Dulux at war with New York fund over £19bn bid
THE battle for the owner of Dulux intensified yesterday as the company clashed with one of its biggest shareholders over a £19.4bn takeover bid.
New York hedge fund Elliott Advisors, which owns just over 3pc of Dulux parent Akzo Nobel, called for the paintmaker’s chairman to be removed after two takeover bids were rejected.
And last night it followed up by threatening to take legal action if Akzo did not give shareholders a vote to dismiss its chairman Antony Burgmans.
The threat of legal action came at the end of a dramatic day in which Akzo reported Elliott to financial regulators, accusing it of intending to share ‘potentially price sensitive information’ with PPG, the predator behind the bids.
The takeover bid from PPG has sparked fears over the future of 3,300 Akzo workers in the UK.

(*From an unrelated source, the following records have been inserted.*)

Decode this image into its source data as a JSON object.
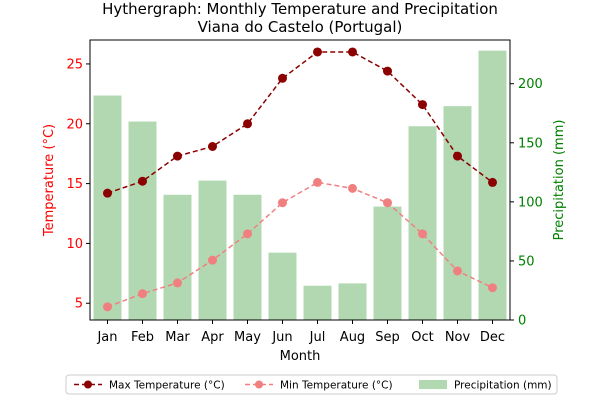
{
  "chart_data": {
    "type": "bar+line",
    "title": "Hythergraph: Monthly Temperature and Precipitation",
    "subtitle": "Viana do Castelo (Portugal)",
    "xlabel": "Month",
    "ylabel_left": "Temperature (°C)",
    "ylabel_right": "Precipitation (mm)",
    "categories": [
      "Jan",
      "Feb",
      "Mar",
      "Apr",
      "May",
      "Jun",
      "Jul",
      "Aug",
      "Sep",
      "Oct",
      "Nov",
      "Dec"
    ],
    "y_left_ticks": [
      5,
      10,
      15,
      20,
      25
    ],
    "y_left_range": [
      3.6,
      27.0
    ],
    "y_right_ticks": [
      0,
      50,
      100,
      150,
      200
    ],
    "y_right_range": [
      0,
      237
    ],
    "series": [
      {
        "name": "Max Temperature (°C)",
        "kind": "line",
        "axis": "left",
        "color": "#8b0000",
        "style": "dashed",
        "marker": "circle",
        "values": [
          14.2,
          15.2,
          17.3,
          18.1,
          20.0,
          23.8,
          26.0,
          26.0,
          24.4,
          21.6,
          17.3,
          15.1
        ]
      },
      {
        "name": "Min Temperature (°C)",
        "kind": "line",
        "axis": "left",
        "color": "#f08080",
        "style": "dashed",
        "marker": "circle",
        "values": [
          4.7,
          5.8,
          6.7,
          8.6,
          10.8,
          13.4,
          15.1,
          14.6,
          13.4,
          10.8,
          7.7,
          6.3
        ]
      },
      {
        "name": "Precipitation (mm)",
        "kind": "bar",
        "axis": "right",
        "color": "#b2d8b2",
        "values": [
          190,
          168,
          106,
          118,
          106,
          57,
          29,
          31,
          96,
          164,
          181,
          228
        ]
      }
    ],
    "legend_position": "bottom-center",
    "grid": false,
    "colors": {
      "left_axis": "#ff0000",
      "right_axis": "#008000"
    }
  }
}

Dutch company Akzo acquired the paints and coatings division of ICI, the former UK industrial chemicals firm, for £8bn in 2008 and has staff in the north-east, Glasgow, Suffolk, the Midlands and at its Slough headquarters.
Akzo has been openly dismissive of PPG, saying a deal would lead to thousands of job losses worldwide.

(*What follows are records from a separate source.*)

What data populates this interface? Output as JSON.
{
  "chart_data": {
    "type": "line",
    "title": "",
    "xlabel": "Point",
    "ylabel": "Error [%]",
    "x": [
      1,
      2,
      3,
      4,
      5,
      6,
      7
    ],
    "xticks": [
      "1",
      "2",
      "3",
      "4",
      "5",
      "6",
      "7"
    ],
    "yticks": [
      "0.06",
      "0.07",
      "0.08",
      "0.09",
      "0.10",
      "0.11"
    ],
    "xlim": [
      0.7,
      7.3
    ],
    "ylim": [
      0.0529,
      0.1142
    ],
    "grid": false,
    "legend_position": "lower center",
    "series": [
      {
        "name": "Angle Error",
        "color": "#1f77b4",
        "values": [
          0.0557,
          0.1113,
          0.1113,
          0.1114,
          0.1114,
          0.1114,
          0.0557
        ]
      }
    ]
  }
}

It rejected two offers from the American firm, a £19.4bn bid last month and an £18.1bn bid a few weeks earlier. Now, the firm has called on Elliott to clarify its relationship with PPG after a leaked email suggested the two had been in close contact.
An email, seen by the Mail, sees Gordon Singer, son of Elliott’s billionaire founder Paul Singer, discuss the firm’s application to stage an extraordinary general meeting (EGM) to oust the Akzo chairman.
Singer writes to Elliott colleague Wiktor Sliwinski: ‘You should call PPG and let them know that we have sent the EGM request and that now may be an opportune time for PPG to reach out and try to engage.’
Akzo, made aware of the email after it was sent to a representative, said the note contained price-sensitive information.
This is because the fact that Elliott had written to Akzo calling for a shareholder meeting to remove Burgmans should have remained private until it was officially announced – meaning PPG had no right to know. Akzo has reported Elliott to the Dutch Authority for the Financial Markets. Elliott, which became a shareholder in December, refused to comment on the email. Instead it said: ‘PPG has met and communicated with Akzo Nobel’s top 20 shareholders; as one of the top 20 shareholders of Akzo Nobel, Elliott has therefore, as a matter of course, met and communicated with PPG.’
Elliott has been leading calls for Akzo to hold discussions with the US rival. It claimed yesterday that Akzo had failed to ‘genuinely listen’ to its concerns and it holds Burgmans accountable.
Elliott said it had won the support of shareholders for an EGM and has now asked Akzo to begin preparing the meeting, a process that takes eight weeks.
Akzo says the removal of Burgmans would be ‘irresponsible’ and has said it would respond to the EGM request within 14 days, as required by Dutch law.